Quizás la chica que hizo el comentario, se refería a aprender una tecnología concreta (que también sería complicado, pero vaya, por tratar de entenderlo). Y quizás ése sea el mayor problema del comentario: aprender algo concreto (una herramienta, una tecnología, una solución), es obviar lo importante que es pensar y la capacidad de asbtracción. En el mundo de la informática, donde la algoritmia es cada vez más importante, también la abstracción lo es cada vez más.

La programación es otra cosa; implica entender de estructuras de datos, los conceptos de los sistemas operativos (esa capa de abstracción que se introduce sobre el hardware de un ordenador), procesos y concurrencia, algoritmia y soluciones para problemas, métodos de almacenamiento y procesamiento de datos, estructuras de ordenadores y problemas, etc. Esto, créanme, no cambia tanto con cada tecnología o lenguaje que aparece.

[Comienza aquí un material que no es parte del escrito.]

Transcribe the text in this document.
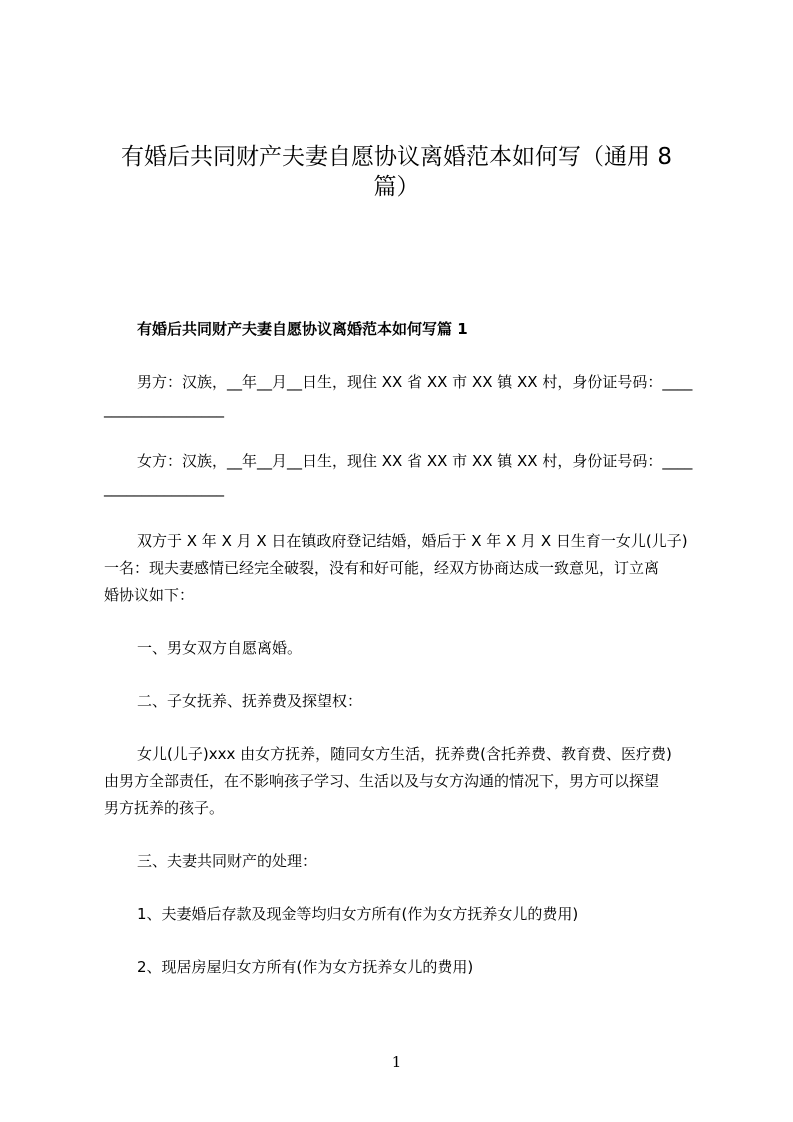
有婚后共同财产夫妻自愿协议离婚范本如何写（通用 8
篇）
有婚后共同财产夫妻自愿协议离婚范本如何写篇 1
男方：汉族，__年__月__日生，现住 XX 省 XX 市 XX 镇 XX 村，身份证号码：____
________________
女方：汉族，__年__月__日生，现住 XX 省 XX 市 XX 镇 XX 村，身份证号码：____
________________
双方于 X 年 X 月 X 日在镇政府登记结婚，婚后于 X 年 X 月 X 日生育一女儿(儿子)
一名：现夫妻感情已经完全破裂，没有和好可能，经双方协商达成一致意见，订立离
婚协议如下：
一、男女双方自愿离婚。
二、子女抚养、抚养费及探望权：
女儿(儿子)xxx 由女方抚养，随同女方生活，抚养费(含托养费、教育费、医疗费)
由男方全部责任，在不影响孩子学习、生活以及与女方沟通的情况下，男方可以探望
男方抚养的孩子。
三、夫妻共同财产的处理：
1、夫妻婚后存款及现金等均归女方所有(作为女方抚养女儿的费用)
2、现居房屋归女方所有(作为女方抚养女儿的费用)
1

Son cuestiones que llevan con nosotros desde hace décadas. Pero exigen ser aprendidas para hacer un buen código; ordenado, legible, reutilizable, mantenible, etc.

Desde aquellos años 30 en los que un grupo de matemáticos y lógicos (Turing, Gödel y Church) lanzaron el campo teórico que hoy llamamos Ciencias de la Computación (Computer Science) a las gafas de Google o los vehículos autónomos, han pasado más de 80 años. Años en los que hemos desarrollado una industria informática que demanda muchos profesionales, y que cada vez, los quiere más especializados para sus necesidades concretas y urgencias. El problema es que esta lógica de la industria está cada vez más presente; y nos está haciendo daño al valor que desde las universidades, y las facultades de ingeniería (en informática) queremos aportar a la sociedad.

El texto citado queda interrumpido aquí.